Después, por largos siglos, todos los que abarca la Edad
Media, en el fondo de sus celdas, monjes afanosos copian y recopian
los escritos de Boecio y su luz se transmite de un monasterio a
otro por toda la Cristiandad y sobre el sucederse de las
generaciones.
Boecio y su
contemporáneo Casiodoro, así como los eruditos
árabes que bebieron en las mismas fuentes el saber de la
Antigüedad Clásica sobre las matemáticas y la
música, son la piedra miliar de las universidades del
medioevo en estos aspectos. La música, como ciencia
especulativa, es una de las ramas del Quadrivium en los estudios
universitarios.
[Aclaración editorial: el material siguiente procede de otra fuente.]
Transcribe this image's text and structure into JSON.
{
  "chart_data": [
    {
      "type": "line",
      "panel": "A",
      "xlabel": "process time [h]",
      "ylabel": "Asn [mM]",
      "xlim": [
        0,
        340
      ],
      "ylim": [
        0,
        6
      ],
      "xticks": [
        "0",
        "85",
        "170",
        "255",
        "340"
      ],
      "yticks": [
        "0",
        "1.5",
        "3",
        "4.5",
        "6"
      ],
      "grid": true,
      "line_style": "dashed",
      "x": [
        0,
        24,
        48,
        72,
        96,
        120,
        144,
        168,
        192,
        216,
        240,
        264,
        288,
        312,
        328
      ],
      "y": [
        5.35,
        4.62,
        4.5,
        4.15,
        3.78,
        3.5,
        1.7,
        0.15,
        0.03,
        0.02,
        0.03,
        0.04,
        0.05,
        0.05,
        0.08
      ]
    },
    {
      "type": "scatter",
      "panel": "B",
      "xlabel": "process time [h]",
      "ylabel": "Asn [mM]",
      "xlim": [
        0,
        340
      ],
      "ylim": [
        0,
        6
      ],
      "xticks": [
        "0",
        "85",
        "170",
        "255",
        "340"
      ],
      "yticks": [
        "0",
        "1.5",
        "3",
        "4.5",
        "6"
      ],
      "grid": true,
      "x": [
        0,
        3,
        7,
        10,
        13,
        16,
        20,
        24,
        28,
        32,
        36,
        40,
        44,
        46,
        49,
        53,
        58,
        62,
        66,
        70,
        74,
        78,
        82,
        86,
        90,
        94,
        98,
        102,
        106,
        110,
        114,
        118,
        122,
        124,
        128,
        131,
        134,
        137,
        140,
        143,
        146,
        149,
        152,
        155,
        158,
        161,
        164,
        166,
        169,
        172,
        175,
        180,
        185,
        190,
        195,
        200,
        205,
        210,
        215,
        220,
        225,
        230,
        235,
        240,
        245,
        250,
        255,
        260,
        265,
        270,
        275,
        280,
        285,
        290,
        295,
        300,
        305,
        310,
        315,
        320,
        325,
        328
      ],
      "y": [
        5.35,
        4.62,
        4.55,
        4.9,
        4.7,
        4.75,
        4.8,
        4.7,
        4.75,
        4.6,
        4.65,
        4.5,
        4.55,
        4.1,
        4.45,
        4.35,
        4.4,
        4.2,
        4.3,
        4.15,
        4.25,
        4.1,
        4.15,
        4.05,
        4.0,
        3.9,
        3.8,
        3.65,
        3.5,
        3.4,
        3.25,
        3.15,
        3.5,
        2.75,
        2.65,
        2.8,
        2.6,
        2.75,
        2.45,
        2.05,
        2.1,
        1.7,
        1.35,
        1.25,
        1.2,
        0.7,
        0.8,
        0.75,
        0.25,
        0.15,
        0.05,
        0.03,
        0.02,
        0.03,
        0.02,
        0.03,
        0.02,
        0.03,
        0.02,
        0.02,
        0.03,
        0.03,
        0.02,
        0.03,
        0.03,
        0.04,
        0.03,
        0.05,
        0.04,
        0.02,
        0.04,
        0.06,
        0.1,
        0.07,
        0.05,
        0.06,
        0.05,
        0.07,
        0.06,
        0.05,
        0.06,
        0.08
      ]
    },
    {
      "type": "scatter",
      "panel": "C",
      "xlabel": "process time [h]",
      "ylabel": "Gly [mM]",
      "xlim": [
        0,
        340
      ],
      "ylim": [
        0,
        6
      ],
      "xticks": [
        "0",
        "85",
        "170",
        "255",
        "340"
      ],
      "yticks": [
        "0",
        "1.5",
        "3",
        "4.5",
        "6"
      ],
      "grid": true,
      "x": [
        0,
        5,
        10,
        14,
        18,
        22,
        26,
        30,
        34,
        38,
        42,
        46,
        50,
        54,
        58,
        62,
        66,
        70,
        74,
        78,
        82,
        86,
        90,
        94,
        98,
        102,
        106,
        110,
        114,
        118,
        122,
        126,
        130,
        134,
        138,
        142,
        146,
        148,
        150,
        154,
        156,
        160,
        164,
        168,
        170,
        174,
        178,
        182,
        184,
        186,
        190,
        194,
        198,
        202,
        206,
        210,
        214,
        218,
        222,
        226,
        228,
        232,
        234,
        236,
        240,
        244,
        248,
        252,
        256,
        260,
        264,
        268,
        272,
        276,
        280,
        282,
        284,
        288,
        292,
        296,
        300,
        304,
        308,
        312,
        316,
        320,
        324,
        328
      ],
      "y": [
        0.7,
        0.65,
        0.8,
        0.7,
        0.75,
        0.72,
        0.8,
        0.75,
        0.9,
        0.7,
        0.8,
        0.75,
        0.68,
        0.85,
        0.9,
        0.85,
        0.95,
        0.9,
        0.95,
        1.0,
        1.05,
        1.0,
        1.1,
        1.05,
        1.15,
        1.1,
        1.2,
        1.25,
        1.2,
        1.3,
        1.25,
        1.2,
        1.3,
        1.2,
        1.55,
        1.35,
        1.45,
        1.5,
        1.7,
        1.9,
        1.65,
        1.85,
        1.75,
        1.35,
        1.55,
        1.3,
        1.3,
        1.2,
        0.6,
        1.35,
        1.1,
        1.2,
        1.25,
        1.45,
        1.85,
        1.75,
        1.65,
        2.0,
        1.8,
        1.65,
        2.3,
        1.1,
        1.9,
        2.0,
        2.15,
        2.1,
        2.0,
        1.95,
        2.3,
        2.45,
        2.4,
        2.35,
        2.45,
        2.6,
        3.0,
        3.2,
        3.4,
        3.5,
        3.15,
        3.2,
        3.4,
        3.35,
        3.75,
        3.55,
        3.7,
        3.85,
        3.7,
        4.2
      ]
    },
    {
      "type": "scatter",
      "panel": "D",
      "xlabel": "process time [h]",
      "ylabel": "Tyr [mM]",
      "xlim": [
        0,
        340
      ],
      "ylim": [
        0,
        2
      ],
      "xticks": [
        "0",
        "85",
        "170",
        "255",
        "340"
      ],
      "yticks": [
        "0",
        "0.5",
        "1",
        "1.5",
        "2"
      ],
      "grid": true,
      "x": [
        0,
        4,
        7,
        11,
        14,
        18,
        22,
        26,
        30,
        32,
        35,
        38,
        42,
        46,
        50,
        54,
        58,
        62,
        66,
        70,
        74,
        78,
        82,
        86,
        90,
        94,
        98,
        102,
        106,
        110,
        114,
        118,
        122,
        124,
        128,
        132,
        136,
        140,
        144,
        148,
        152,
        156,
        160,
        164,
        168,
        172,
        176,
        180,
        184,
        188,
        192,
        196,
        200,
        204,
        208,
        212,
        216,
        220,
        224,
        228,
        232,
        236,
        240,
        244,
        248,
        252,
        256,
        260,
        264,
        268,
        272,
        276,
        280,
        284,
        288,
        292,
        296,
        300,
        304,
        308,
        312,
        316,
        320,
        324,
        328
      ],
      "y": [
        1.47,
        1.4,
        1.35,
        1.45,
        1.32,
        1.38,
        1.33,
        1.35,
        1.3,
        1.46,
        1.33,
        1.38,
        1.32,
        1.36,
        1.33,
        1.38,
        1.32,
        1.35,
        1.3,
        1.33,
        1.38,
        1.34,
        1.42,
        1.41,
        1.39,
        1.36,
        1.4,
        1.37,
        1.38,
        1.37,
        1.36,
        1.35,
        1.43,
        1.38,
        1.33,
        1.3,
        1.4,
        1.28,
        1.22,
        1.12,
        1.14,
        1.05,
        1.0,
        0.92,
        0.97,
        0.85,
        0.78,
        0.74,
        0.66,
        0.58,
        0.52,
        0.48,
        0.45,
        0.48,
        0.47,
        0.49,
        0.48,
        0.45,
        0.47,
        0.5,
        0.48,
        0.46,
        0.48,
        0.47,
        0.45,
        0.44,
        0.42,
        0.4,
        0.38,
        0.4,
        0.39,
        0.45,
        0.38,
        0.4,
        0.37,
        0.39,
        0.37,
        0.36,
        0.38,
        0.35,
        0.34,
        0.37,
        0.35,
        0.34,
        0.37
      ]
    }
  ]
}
Los escolares fatigarán sus ojos en las
disquisiciones de aquellos hombres que sirvieron de enlace a la
cultura griega con la cristiana, aprenderán en ellos
qué es la música y cuáles sus elementos
-escalas, modos, sistemas, notación-, mientras se adiestran
en la práctica del canto llano que San Gregorio, casi un
siglo más tarde de la muerte de Boecio, ha reducido a normas
claras y codificado para su empleo litúrgico.
Cuando, en los
siglos noveno y décimo alborea la polifonía y cuando
en los siguientes la desarrollan los maestros de Nuestra
Señora de París, los viejos códices de Boecio
y Casiodoro deberán revisarse por los nuevos tratadistas de
la música; adaptarse a las necesidades musicales de otras
épocas, pero sin perder su validez esencial.
¡Cuántas nobles frentes, cuántos rostros
encendidos de inteligencia han visto nacer y morir el día
sobre los recopiados pergaminos de quien fuera consejero y
víctima del ya legendario Teodorico! Y en Italia,
España, Francia, Alemania, en todas las naciones cuya
fisonomía empieza a destacarse sobre las ruinas del Imperio
Romano, hombres de austera vida, infatigables en el estudio,
comentan y amplifican las doctrinas de Boecio en la docta
música. El irlandés Alcuino, en el siglo octavo, al
servicio de la cantoría de Carlomagno; los monjes del
monasterio de Sant Gall, Notker Balbuklus y Notker Labeo, en las
dos centurias siguientes; Remi d'Auxerre, Aureoliano de Reome,
Hucbaldo de Saint-Amand, Odon de Cluny, Francon de Colonia, Guido
d'Arezzo, Marchetus de Padua, en Francia y en Italia; Bernon de
Reichenal y el Hermano Contractus, en Alemania; John Cotton, en
Inglaterra, jalonan los progresos de la ciencia musical con sus
nombres ilustres hasta las cercanías del siglo XIV y del Ars
Nova, siempre bajo la tutela gloriosa del tan lejano Boecio y de
los teóricos griegos vistos a través de su tratado
De Institutione Musica. Si a Pitágoras aún lo
consideran y califican de "inventor de la música", a Boecio
y Casiodoro los tienen por sus preclaros acólitos.
Ejemplo
extraordinario en la persistencia de una labor intelectual es el
que ofrecen los tratados de aquellos hombres que supieron, en un
tiempo tormentoso y a riesgo de la vida, que a Boecio sabemos que
le fue cobrada, proyectarse sobre el futuro. Y todavía
más: arrastrar consigo cuanto del pasado merecía
salvarse.
NOTAS
1. Territorio que hoy ocupa Bulgaria.